Seventy-odd years later the Church of England and Sony have become embroiled in an argument over who owns the right to computer-generated game spaces (BBC) based on a church property - specifically, Manchester Cathedral, computer-generated depictions of which feature in Sony's counter-factual PS3 sci-fi shooter "Resistance: Fall of Man".
That the church apparently calls the setting of a firefight against genocidal aliens in its cathedral "sick" and sacrilegious is entirely beside the point, as is the concern that Manchester is riddled with gun crime and children will somehow be encouraged by the game to shoot one another in the nave. (This notion that children cannot distinguish art from reality is brilliantly satirised in last week's Onion radio article "Teen injured mimicking crucification he saw on Christian TV".) The artistic principle at stake here is whether someone who happens to own a building can set limits on artistic representations of (or within) that building. Art - and computer gaming is art, indeed perhaps the only truly original artform of the C20th - cannot be so constrained.
The next age of gaming will clearly be persistent, locative and overlaid upon the corporeal world.
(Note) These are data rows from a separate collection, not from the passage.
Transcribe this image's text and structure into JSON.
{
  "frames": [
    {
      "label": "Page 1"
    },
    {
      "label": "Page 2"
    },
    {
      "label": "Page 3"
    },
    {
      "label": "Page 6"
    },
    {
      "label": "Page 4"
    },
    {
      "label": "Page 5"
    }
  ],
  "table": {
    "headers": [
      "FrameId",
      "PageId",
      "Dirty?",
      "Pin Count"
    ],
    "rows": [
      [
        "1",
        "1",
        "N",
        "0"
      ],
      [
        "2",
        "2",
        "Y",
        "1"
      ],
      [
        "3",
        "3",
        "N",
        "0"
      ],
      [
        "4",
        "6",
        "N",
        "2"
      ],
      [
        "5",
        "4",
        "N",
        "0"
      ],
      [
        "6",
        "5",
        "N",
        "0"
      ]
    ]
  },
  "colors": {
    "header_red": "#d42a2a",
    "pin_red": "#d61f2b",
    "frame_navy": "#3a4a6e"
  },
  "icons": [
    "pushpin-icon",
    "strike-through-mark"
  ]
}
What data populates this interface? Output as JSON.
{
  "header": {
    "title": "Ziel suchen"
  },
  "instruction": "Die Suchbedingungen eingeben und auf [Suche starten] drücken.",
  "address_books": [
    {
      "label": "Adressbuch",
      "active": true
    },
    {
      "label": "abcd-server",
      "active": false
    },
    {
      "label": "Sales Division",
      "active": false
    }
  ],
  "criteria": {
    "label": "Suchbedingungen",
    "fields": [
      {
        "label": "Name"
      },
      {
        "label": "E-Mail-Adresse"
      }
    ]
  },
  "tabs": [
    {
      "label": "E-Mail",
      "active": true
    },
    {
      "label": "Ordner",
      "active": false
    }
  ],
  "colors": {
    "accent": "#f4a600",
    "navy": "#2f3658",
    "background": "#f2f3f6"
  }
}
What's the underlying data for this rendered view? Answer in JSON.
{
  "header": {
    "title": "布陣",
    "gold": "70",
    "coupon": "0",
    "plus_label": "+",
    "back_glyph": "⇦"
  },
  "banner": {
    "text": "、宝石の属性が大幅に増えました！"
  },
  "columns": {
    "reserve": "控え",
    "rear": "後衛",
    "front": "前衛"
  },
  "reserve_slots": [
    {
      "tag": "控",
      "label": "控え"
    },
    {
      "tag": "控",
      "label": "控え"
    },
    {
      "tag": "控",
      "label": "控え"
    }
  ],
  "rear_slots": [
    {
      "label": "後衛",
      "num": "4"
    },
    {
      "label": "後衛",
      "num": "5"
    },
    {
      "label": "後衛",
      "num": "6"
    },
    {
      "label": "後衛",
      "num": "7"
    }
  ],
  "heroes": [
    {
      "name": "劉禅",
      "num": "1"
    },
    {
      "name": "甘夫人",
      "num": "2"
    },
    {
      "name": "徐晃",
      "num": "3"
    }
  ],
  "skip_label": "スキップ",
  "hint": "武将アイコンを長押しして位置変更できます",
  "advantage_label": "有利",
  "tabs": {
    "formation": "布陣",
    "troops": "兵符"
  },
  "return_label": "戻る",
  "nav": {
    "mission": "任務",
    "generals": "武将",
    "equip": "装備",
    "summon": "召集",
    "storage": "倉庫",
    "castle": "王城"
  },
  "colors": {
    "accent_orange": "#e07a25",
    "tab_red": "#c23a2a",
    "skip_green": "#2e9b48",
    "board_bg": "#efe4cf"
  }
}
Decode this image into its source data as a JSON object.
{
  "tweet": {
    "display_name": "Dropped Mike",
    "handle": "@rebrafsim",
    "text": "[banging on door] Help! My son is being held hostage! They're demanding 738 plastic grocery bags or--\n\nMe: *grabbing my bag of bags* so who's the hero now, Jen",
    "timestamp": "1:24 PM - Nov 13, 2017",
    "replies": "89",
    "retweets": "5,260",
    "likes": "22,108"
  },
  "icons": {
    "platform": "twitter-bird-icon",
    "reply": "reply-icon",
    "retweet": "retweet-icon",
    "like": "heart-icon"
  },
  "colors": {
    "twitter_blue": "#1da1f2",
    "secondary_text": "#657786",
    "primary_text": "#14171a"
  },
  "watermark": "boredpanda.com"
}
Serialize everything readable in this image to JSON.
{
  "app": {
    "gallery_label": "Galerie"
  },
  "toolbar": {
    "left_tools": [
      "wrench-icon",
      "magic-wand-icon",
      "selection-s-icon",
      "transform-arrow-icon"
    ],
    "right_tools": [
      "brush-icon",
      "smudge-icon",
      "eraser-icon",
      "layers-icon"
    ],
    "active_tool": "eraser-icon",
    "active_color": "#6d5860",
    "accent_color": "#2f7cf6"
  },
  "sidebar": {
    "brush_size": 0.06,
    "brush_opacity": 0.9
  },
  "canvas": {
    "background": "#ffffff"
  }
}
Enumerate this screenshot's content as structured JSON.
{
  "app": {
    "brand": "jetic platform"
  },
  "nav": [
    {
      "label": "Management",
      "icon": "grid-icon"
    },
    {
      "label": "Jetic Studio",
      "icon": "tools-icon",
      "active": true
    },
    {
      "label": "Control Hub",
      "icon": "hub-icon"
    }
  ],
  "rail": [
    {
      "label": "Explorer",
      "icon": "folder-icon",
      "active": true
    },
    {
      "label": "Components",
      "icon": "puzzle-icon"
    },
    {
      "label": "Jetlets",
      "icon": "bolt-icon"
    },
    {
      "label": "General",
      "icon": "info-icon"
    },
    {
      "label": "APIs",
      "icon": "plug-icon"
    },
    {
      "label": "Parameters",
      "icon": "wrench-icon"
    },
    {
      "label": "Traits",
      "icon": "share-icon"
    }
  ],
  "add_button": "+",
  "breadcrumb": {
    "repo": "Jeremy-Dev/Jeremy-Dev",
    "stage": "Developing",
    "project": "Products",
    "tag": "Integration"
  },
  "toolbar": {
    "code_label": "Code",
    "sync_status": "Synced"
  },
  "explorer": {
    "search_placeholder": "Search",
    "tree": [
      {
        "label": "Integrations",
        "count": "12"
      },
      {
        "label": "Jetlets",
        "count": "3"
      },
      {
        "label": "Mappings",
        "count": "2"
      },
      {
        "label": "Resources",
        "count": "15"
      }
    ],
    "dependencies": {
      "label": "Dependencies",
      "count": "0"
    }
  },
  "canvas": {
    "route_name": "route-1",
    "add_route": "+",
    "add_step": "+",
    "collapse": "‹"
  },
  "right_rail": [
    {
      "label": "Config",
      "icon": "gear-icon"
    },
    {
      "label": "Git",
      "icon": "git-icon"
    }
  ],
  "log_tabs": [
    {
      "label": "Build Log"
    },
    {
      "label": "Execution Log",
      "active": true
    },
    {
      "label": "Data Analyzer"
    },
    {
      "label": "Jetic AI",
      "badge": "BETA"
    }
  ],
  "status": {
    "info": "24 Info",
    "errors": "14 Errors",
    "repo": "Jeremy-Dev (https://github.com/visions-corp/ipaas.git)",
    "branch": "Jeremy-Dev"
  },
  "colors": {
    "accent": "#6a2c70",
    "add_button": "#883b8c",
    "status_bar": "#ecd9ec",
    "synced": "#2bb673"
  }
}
Google Earth and Microsoft Virtual World are the platforms for the next generation of always-on, mobile, real-world games. We're going to see a lot more of this - games spilling over into the real world encountering resistance from the owners of the real-world spaces they touch fearful for the effects of the game on the public image of their space. The principle, however, is long established and perfectly clear. Bringing additional realism and immersion to art should not suddenly grant a host of new powers to those unhappy to be depicted by it.